Mit der Abnahme wechselt ein Batteriespeicher aus dem Projektmodus in einen Betrieb, der auf Verfügbarkeit optimiert ist. Der passive Brandschutz bleibt dabei häufig ohne Zuständigen. Er löst keinen Alarm aus, erscheint in keinem Monitoring und meldet keine Störung. Genau deshalb fällt eine beschädigte oder unvollständig wiederhergestellte Abschottung im Regelbetrieb über Jahre nicht auf, obwohl sie ihre Schutzwirkung längst verloren hat.
Der Betreiber trägt die Verantwortung für den sicheren Zustand der Anlage. Dazu gehört die Gefährdungsbeurteilung nach Betriebssicherheitsverordnung, die alle relevanten Betriebszustände abdecken und fortgeschrieben werden muss. Für den Betrieb elektrischer Anlagen und die wiederkehrenden Prüfungen gelten eigene Regelwerke. Der bauliche Brandschutz wird in diesen Prüfungen jedoch selten mitgeführt, weil er nicht als elektrisches Betriebsmittel geführt wird.

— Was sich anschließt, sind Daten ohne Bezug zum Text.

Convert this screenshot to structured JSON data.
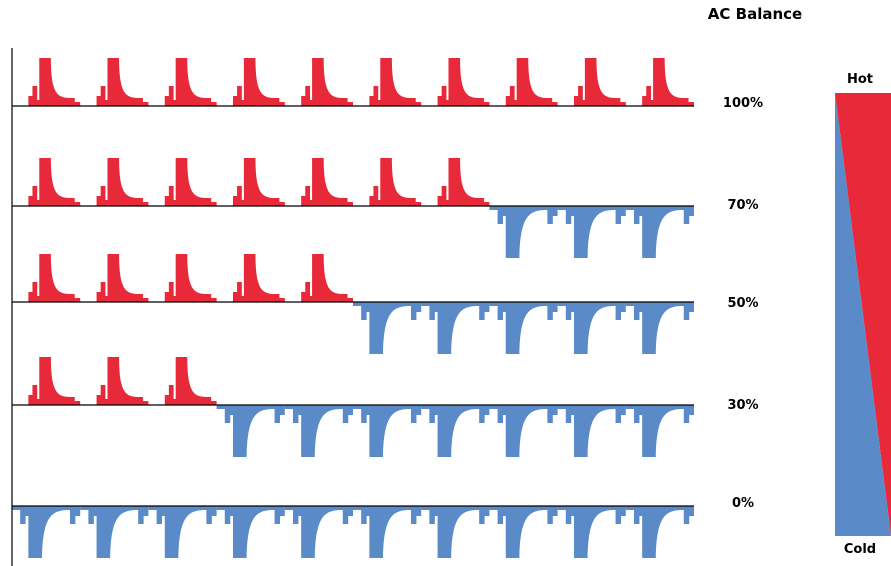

Über die Laufzeit greifen viele Gewerke in die Anlage ein. Modultausch, Nachrüstung von Sensorik, zusätzliche Kabelwege, Umbauten an der Kühlung: Jeder dieser Eingriffe kann eine Trennkonstruktion durchdringen. Wird die Öffnung anschließend nicht normgerecht nach EN 1366-3 verschlossen, entsteht eine Schwachstelle, die genau dort sitzt, wo im Ereignisfall die höchste Belastung ankommt.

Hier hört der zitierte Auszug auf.